4. **Code generation**:

   * For each field, iterates over collected `Validation` items.
   * Uses `quote!` to emit Rust code performing the checks and pushing any `ValidationError` onto a `Vec`.
   * Generates an `impl StructName { pub fn validate_csv(&self) -> Result<(), Vec<ValidationError>> { ... } }` block.
5. **Error handling**:

   * Any parse error in the macro invokes `to_compile_error()` to surface a helpful compiler error.

---

## Test Suite (`csv-schema-validator/tests/validate_csv_test.rs`)
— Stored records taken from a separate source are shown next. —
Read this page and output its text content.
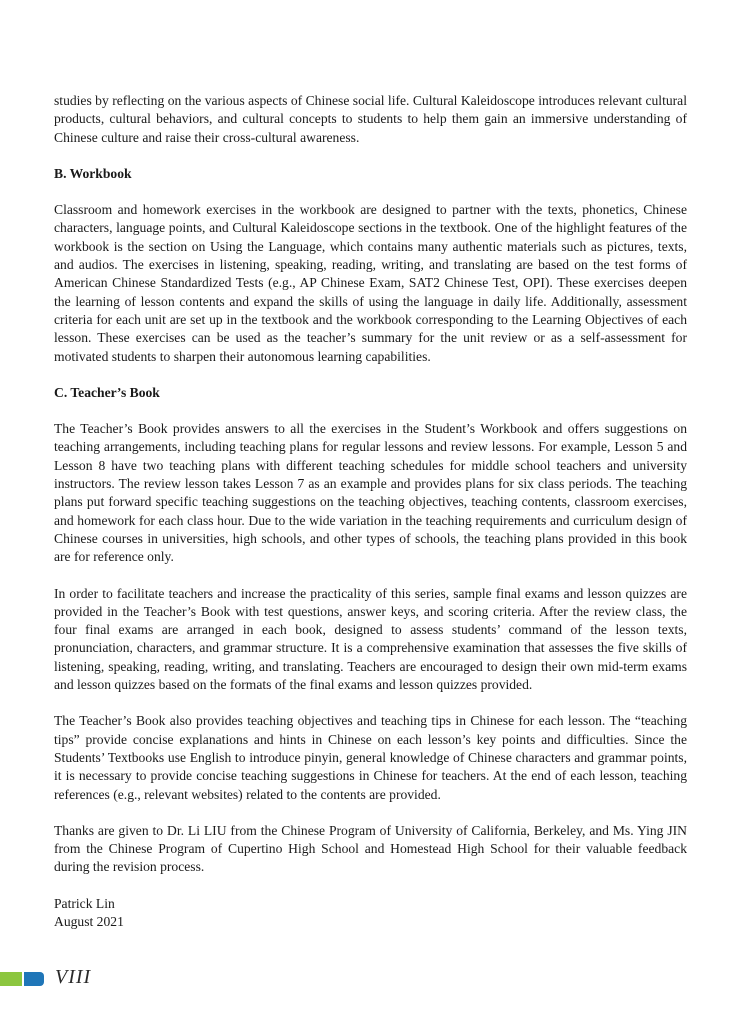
studies by reflecting on the various aspects of Chinese social life. Cultural Kaleidoscope introduces relevant cultural products, cultural behaviors, and cultural concepts to students to help them gain an immersive understanding of Chinese culture and raise their cross-cultural awareness.

B. Workbook

Classroom and homework exercises in the workbook are designed to partner with the texts, phonetics, Chinese characters, language points, and Cultural Kaleidoscope sections in the textbook. One of the highlight features of the workbook is the section on Using the Language, which contains many authentic materials such as pictures, texts, and audios. The exercises in listening, speaking, reading, writing, and translating are based on the test forms of American Chinese Standardized Tests (e.g., AP Chinese Exam, SAT2 Chinese Test, OPI). These exercises deepen the learning of lesson contents and expand the skills of using the language in daily life. Additionally, assessment criteria for each unit are set up in the textbook and the workbook corresponding to the Learning Objectives of each lesson. These exercises can be used as the teacher’s summary for the unit review or as a self-assessment for motivated students to sharpen their autonomous learning capabilities.

C. Teacher’s Book

The Teacher’s Book provides answers to all the exercises in the Student’s Workbook and offers suggestions on teaching arrangements, including teaching plans for regular lessons and review lessons. For example, Lesson 5 and Lesson 8 have two teaching plans with different teaching schedules for middle school teachers and university instructors. The review lesson takes Lesson 7 as an example and provides plans for six class periods. The teaching plans put forward specific teaching suggestions on the teaching objectives, teaching contents, classroom exercises, and homework for each class hour. Due to the wide variation in the teaching requirements and curriculum design of Chinese courses in universities, high schools, and other types of schools, the teaching plans provided in this book are for reference only.

In order to facilitate teachers and increase the practicality of this series, sample final exams and lesson quizzes are provided in the Teacher’s Book with test questions, answer keys, and scoring criteria. After the review class, the four final exams are arranged in each book, designed to assess students’ command of the lesson texts, pronunciation, characters, and grammar structure. It is a comprehensive examination that assesses the five skills of listening, speaking, reading, writing, and translating. Teachers are encouraged to design their own mid-term exams and lesson quizzes based on the formats of the final exams and lesson quizzes provided.

The Teacher’s Book also provides teaching objectives and teaching tips in Chinese for each lesson. The “teaching tips” provide concise explanations and hints in Chinese on each lesson’s key points and difficulties. Since the Students’ Textbooks use English to introduce pinyin, general knowledge of Chinese characters and grammar points, it is necessary to provide concise teaching suggestions in Chinese for teachers. At the end of each lesson, teaching references (e.g., relevant websites) related to the contents are provided.

Thanks are given to Dr. Li LIU from the Chinese Program of University of California, Berkeley, and Ms. Ying JIN from the Chinese Program of Cupertino High School and Homestead High School for their valuable feedback during the revision process.

Patrick Lin

August 2021

VIII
* Uses `assert_matches` to assert `Ok(())` or inspect errors.
* Covers all validation variants (`range`, `regex`, `required`, `custom`).

---

## Summary

This multi-crate setup cleanly separates the **runtime library** (main crate) from the **procedural macro** (derive crate). The derive macro leverages **`syn`** and **`quote`** to generate zero-overhead validation code, while the main crate exposes a simple API and error type.

Developers can quickly add CSV schema validation to their Rust structs by:

1. Adding `csv-schema-validator` to `Cargo.toml`.
2. Annotating their `#[derive(ValidateCsv)]` struct fields with `#[validate(...)]`.
3. Calling `record.validate_csv()` after deserialization.

This architecture ensures type safety, compile-time errors for unsupported patterns, and clear error reporting at runtime.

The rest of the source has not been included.